Chargée depuis 2012, au sein d’Amnesty International Brésil, de suivre le dossier des expulsions forcées, Renata Neder, assure que la proximité avec les habitants des favelas et les mouvements sociaux est indispensable pour comprendre les réalités du terrain et accomplir efficacement sa mission. À condition, pour Amnesty International, de savoir conserver la bonne distance. Entretien
Après la vague d’expulsions forcées de 2010 et 2011, quelle est la situation pour les habitants des favelas de Rio de Janeiro ?
Il existe, aujourd’hui encore, de nombreuses favelas dans lesquelles les habitants sont menacés d’expulsion. Ces menaces sont de deux types : d’abord les grands travaux d’aménagements urbains liés aux méga-événements tels que la Coupe du monde 2014 et les jeux Olympiques 2016 ; ensuite les expulsions lorsque les autorités estiment que les favelas sont construites sur des zones dites à risques, notamment d’effondrements ou d’inondations. Aujourd’hui, les principales menaces d’expulsions sont liées à la construction, en cours ou à venir, de trois axes routiers qui traversent la ville : la TransOlimpica, la TransCarioca et la TransBrasil. Un autre axe routier, la TransOeste, a été achevé l’an dernier. Sa réalisation a donné lieu à de massifs et violents déplacements de populations et nous savons que ces trois autres chantiers ont déjà et vont encore en entraîner. La question est de savoir dans quelles conditions vont se réaliser ces déplacements.

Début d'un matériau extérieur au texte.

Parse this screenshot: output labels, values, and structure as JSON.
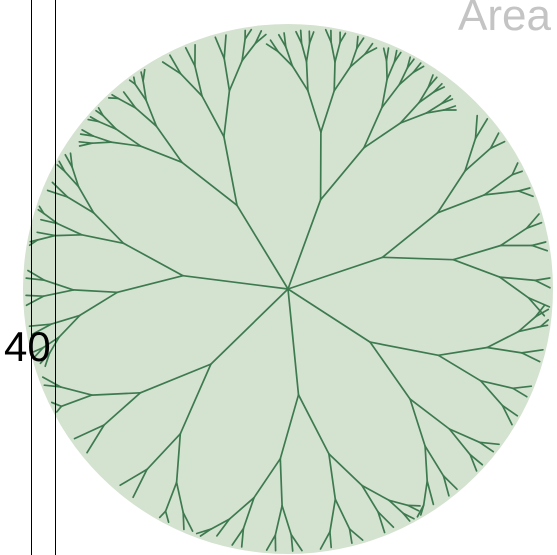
{
  "title": "Area",
  "axis_value": "40",
  "colors": {
    "disc_fill": "#d4e2d0",
    "branch": "#3d7a4f",
    "title": "#c4c4c4"
  }
}
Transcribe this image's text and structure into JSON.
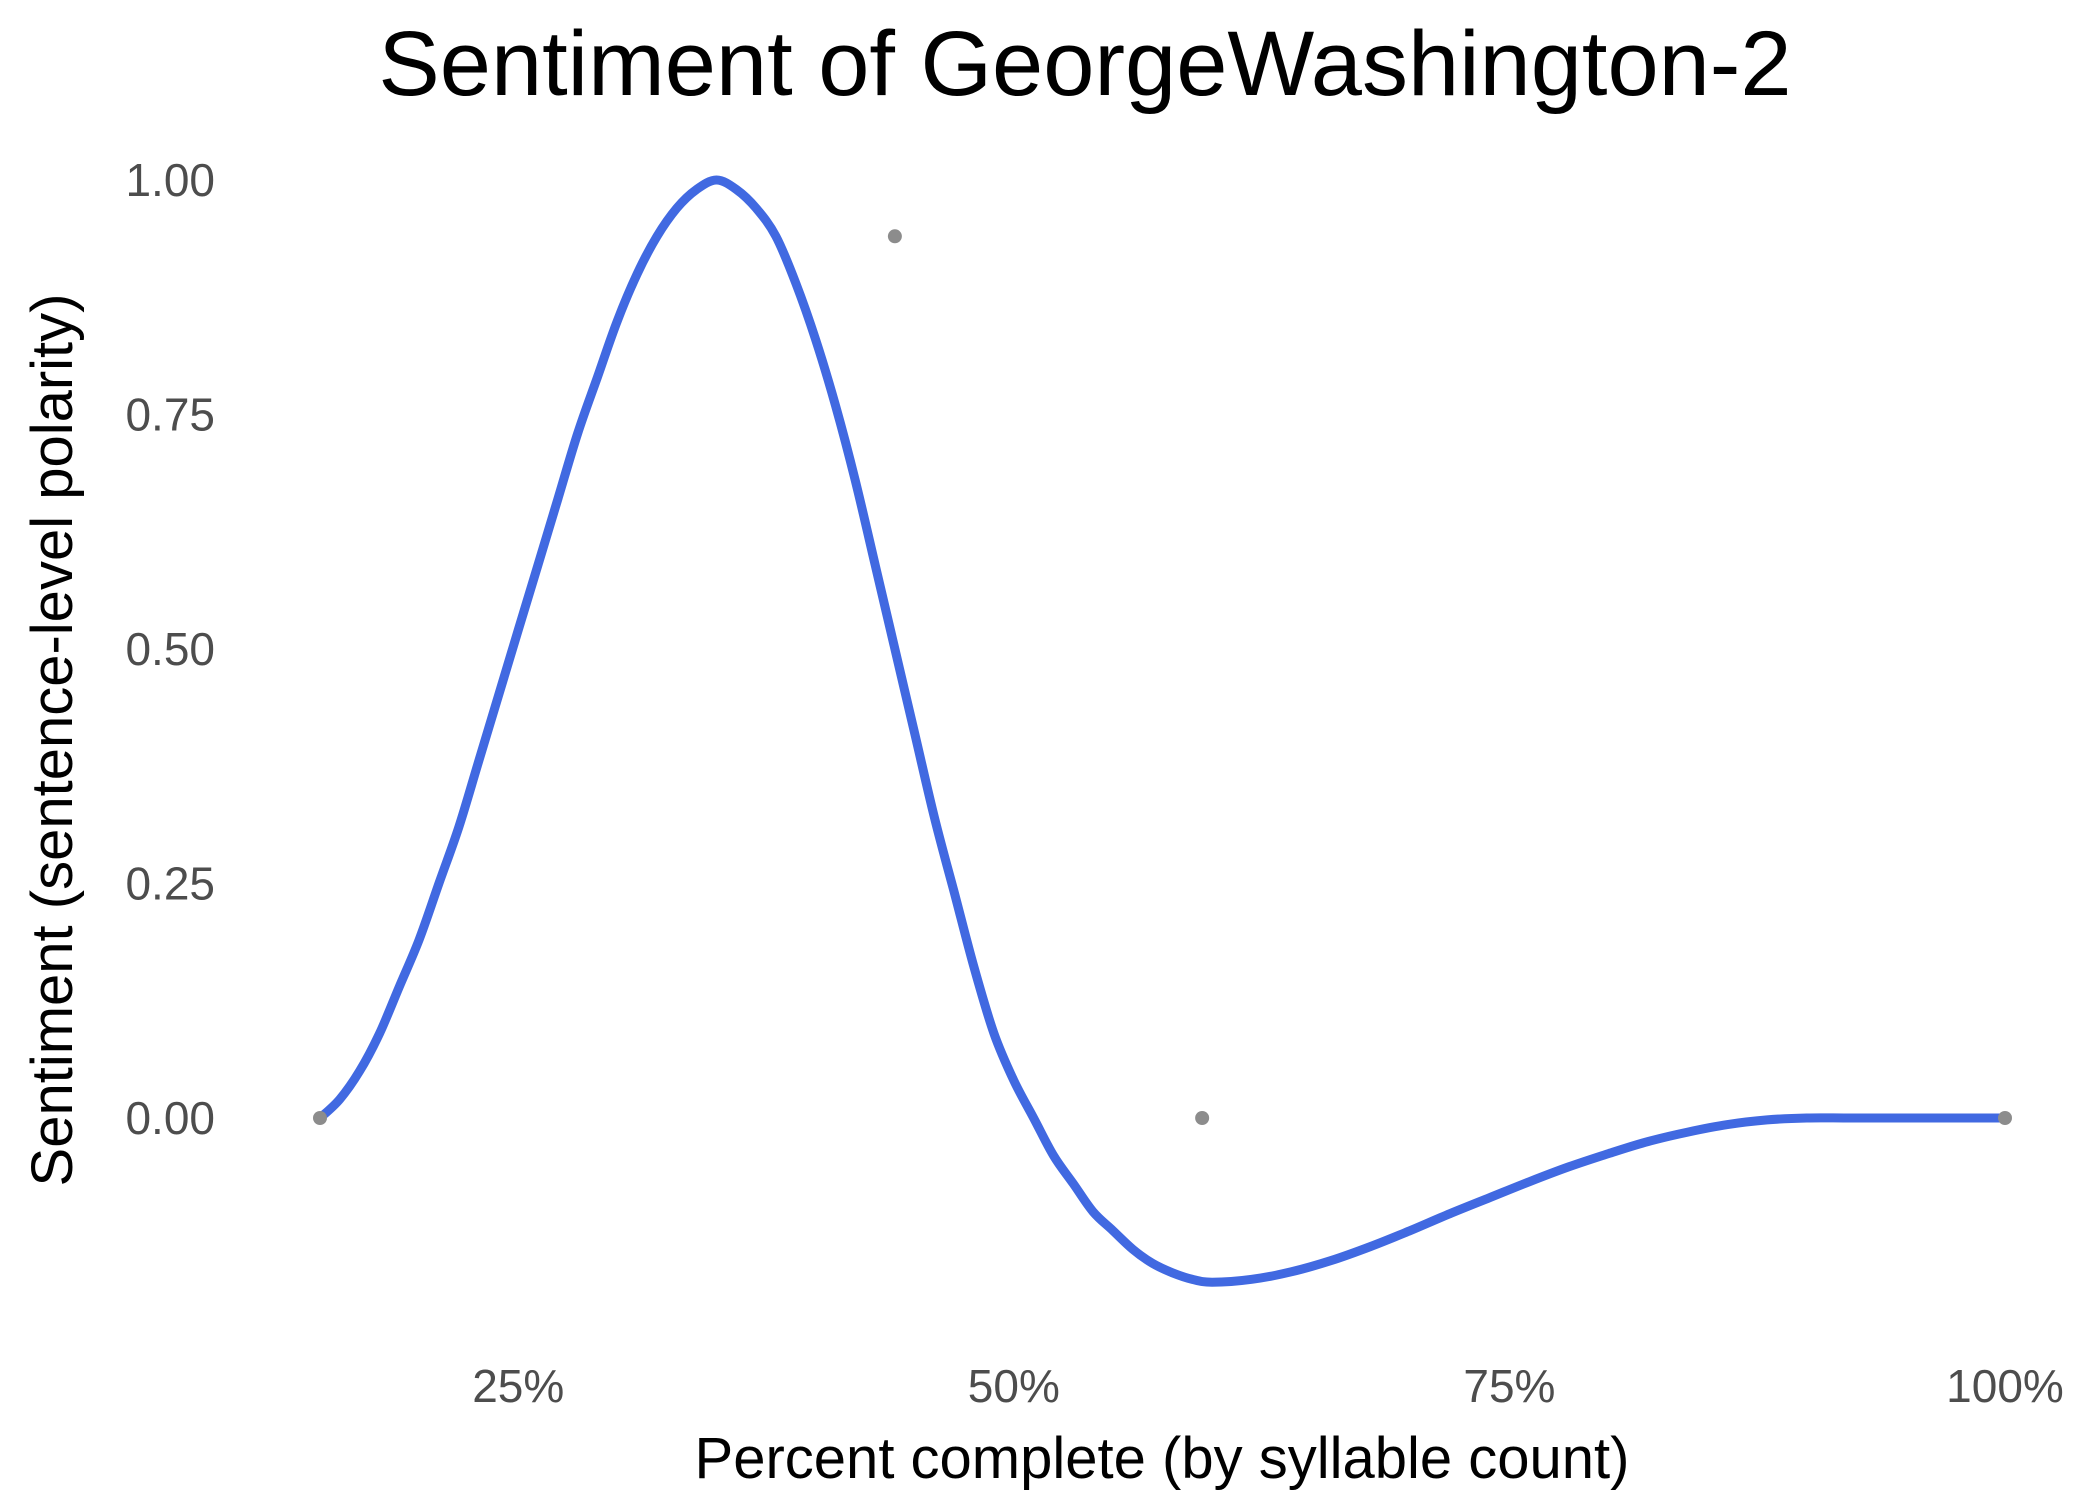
{
  "chart_data": {
    "type": "line",
    "title": "Sentiment of GeorgeWashington-2",
    "xlabel": "Percent complete (by syllable count)",
    "ylabel": "Sentiment (sentence-level polarity)",
    "x_ticks": [
      {
        "value": 25,
        "label": "25%"
      },
      {
        "value": 50,
        "label": "50%"
      },
      {
        "value": 75,
        "label": "75%"
      },
      {
        "value": 100,
        "label": "100%"
      }
    ],
    "y_ticks": [
      {
        "value": 0,
        "label": "0.00"
      },
      {
        "value": 0.25,
        "label": "0.25"
      },
      {
        "value": 0.5,
        "label": "0.50"
      },
      {
        "value": 0.75,
        "label": "0.75"
      },
      {
        "value": 1,
        "label": "1.00"
      }
    ],
    "xlim": [
      15,
      100
    ],
    "ylim": [
      -0.17,
      1.0
    ],
    "grid": false,
    "legend": "none",
    "colors": {
      "line": "#4169E1",
      "point": "#8c8c8c"
    },
    "series": [
      {
        "x": [
          15,
          16,
          17,
          18,
          19,
          20,
          21,
          22,
          23,
          24,
          25,
          26,
          27,
          28,
          29,
          30,
          31,
          32,
          33,
          34,
          35,
          36,
          37,
          38,
          39,
          40,
          41,
          42,
          43,
          44,
          45,
          46,
          47,
          48,
          49,
          50,
          51,
          52,
          53,
          54,
          55,
          56,
          57,
          58,
          59,
          60,
          62,
          64,
          66,
          68,
          70,
          72,
          74,
          76,
          78,
          80,
          82,
          84,
          86,
          88,
          90,
          92,
          94,
          96,
          98,
          100
        ],
        "values": [
          0.0,
          0.02,
          0.05,
          0.09,
          0.14,
          0.19,
          0.25,
          0.31,
          0.38,
          0.45,
          0.52,
          0.59,
          0.66,
          0.73,
          0.79,
          0.85,
          0.9,
          0.94,
          0.97,
          0.99,
          1.0,
          0.99,
          0.97,
          0.94,
          0.89,
          0.83,
          0.76,
          0.68,
          0.59,
          0.5,
          0.41,
          0.32,
          0.24,
          0.16,
          0.09,
          0.04,
          0.0,
          -0.04,
          -0.07,
          -0.1,
          -0.12,
          -0.14,
          -0.155,
          -0.165,
          -0.172,
          -0.175,
          -0.172,
          -0.164,
          -0.152,
          -0.137,
          -0.12,
          -0.102,
          -0.085,
          -0.068,
          -0.052,
          -0.038,
          -0.025,
          -0.015,
          -0.007,
          -0.002,
          0.0,
          0.0,
          0.0,
          0.0,
          0.0,
          0.0
        ]
      }
    ],
    "points": [
      {
        "x": 15,
        "y": 0.0
      },
      {
        "x": 44,
        "y": 0.94
      },
      {
        "x": 59.5,
        "y": 0.0
      },
      {
        "x": 100,
        "y": 0.0
      }
    ]
  }
}
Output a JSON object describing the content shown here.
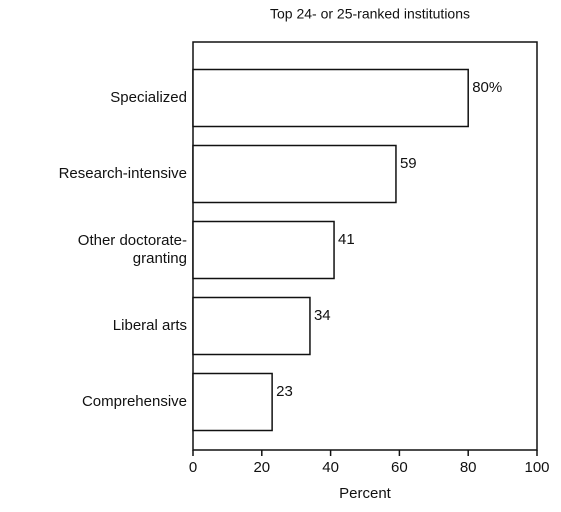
{
  "chart_data": {
    "type": "bar",
    "orientation": "horizontal",
    "title": "Top 24- or 25-ranked institutions",
    "categories": [
      "Specialized",
      "Research-intensive",
      [
        "Other doctorate-",
        "granting"
      ],
      "Liberal arts",
      "Comprehensive"
    ],
    "values": [
      80,
      59,
      41,
      34,
      23
    ],
    "value_labels": [
      "80%",
      "59",
      "41",
      "34",
      "23"
    ],
    "color": "#ffffff",
    "xlabel": "Percent",
    "xlim": [
      0,
      100
    ],
    "xticks": [
      0,
      20,
      40,
      60,
      80,
      100
    ],
    "grid": false
  }
}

Comment analysez-vous les expulsions forcées survenues à Rio de Janeiro depuis l’attribution de la Coupe du monde, puis des jeux Olympiques ?
Lorsque l’on regarde en arrière, on s’aperçoit que les expulsions forcées ont souvent été accompagnées d’une série récurrente de violations des droits. Parmi elles, le manque d’accès aux informations liées aux projets (planification des travaux, dates de déplacements prévus des populations). La plupart du temps, il n’existe aucun dialogue avec les communautés afin d’évoquer les alternatives à un déplacement, notamment en réalisant des travaux de contention. Lorsque des solutions sont évoquées, toute une série de problèmes se pose comme des propositions d’indemnisations très faibles, qui poussent les habitants à demeurer dans des logements informels et précaires. Ou alors, les relogements proposés se trouvent dans des lieux très distants.
Dans ce contexte, en quoi consiste le travail d’Amnesty Brésil ?
Amnesty International n’a ouvert son antenne au Brésil qu’en 2012. Jusque-là, le travail avait été réalisé à distance à partir d’informations récoltées auprès de partenaires locaux. Depuis, la nature du travail a évolué. D’abord, le fait que nous soyons plus près de la réalité change les relations que nous avons avec les habitants des favelas et avec les partenaires locaux. Ensuite, nous nous étions fixés comme objectif de produire rapidement davantage de contenu et d’avoir une incidence politique sur les autorités locales. Nous nous sommes donc impliqués dans deux collectifs importants : le « Comité populaire pour la coupe et les jeux Olympiques », regroupant des dizaines d’associations et de mouvements sociaux de l’ensemble du Brésil, et le « Forum communautaire du port », qui accompagne spécifiquement la favela de Morro da Providencia.